Supporters of a celebrated school voucher program in Washington rallied near the mayor's office Wednesday to save the scholarships from being slashed by Congress -- nearly 40 percent of whose members send their own children to private schools.
An estimated 1,000 parents, children and community leaders attended the afternoon protest in Washington's Freedom Plaza, where they called on D.C. politicians to help preserve a federal school choice program that currently assists more than 1,700 students with scholarships worth up to $7,500. . . . .
The same congress that thinks that vouchers for education are bad, vouchers for cars good?
Congress has approved legislation to offer consumers $4,500 for trading in their gas-guzzling clunkers in exchange for newer, fuel-efficient vehicles.

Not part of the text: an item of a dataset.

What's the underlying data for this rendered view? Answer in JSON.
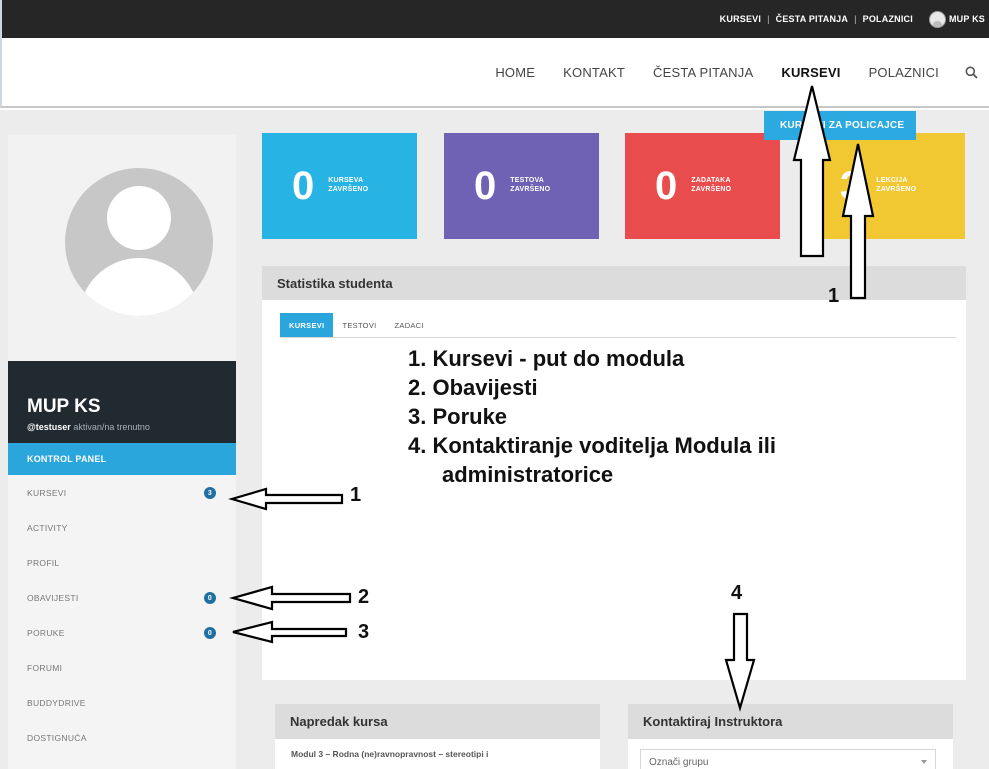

Dubbed the “Cash for Clunkers” bill, the legislation was approved on May 5 by Congress and is headed for the House. The bill would be active for one year after it is signed, and would fund up to one million new vehicles. This could cost anywhere between $3 billion and $4 billion. . . . .
Qualifying passenger cars must get less than 18 miles per gallon to be eligible. If the desired new car gets at least 4 miles per gallon more than the trade in, the owner will get a voucher worth $3,500. However, if the new car gets 10 or more miles per gallon, the voucher value is upped to $4,500.
Some education numbers for DC available here.
Labels: vouchers
4 Comments:
The answer probably is those that benefit from the lack of competition.
What would happen if you put solar panels on the private school?
The answer is simple; Unions benefit.
I wonder if they'd think the same way about vouchers for automobiles if someone were to put a bumper sticker with an overtly religious message on their "government subsidized" car.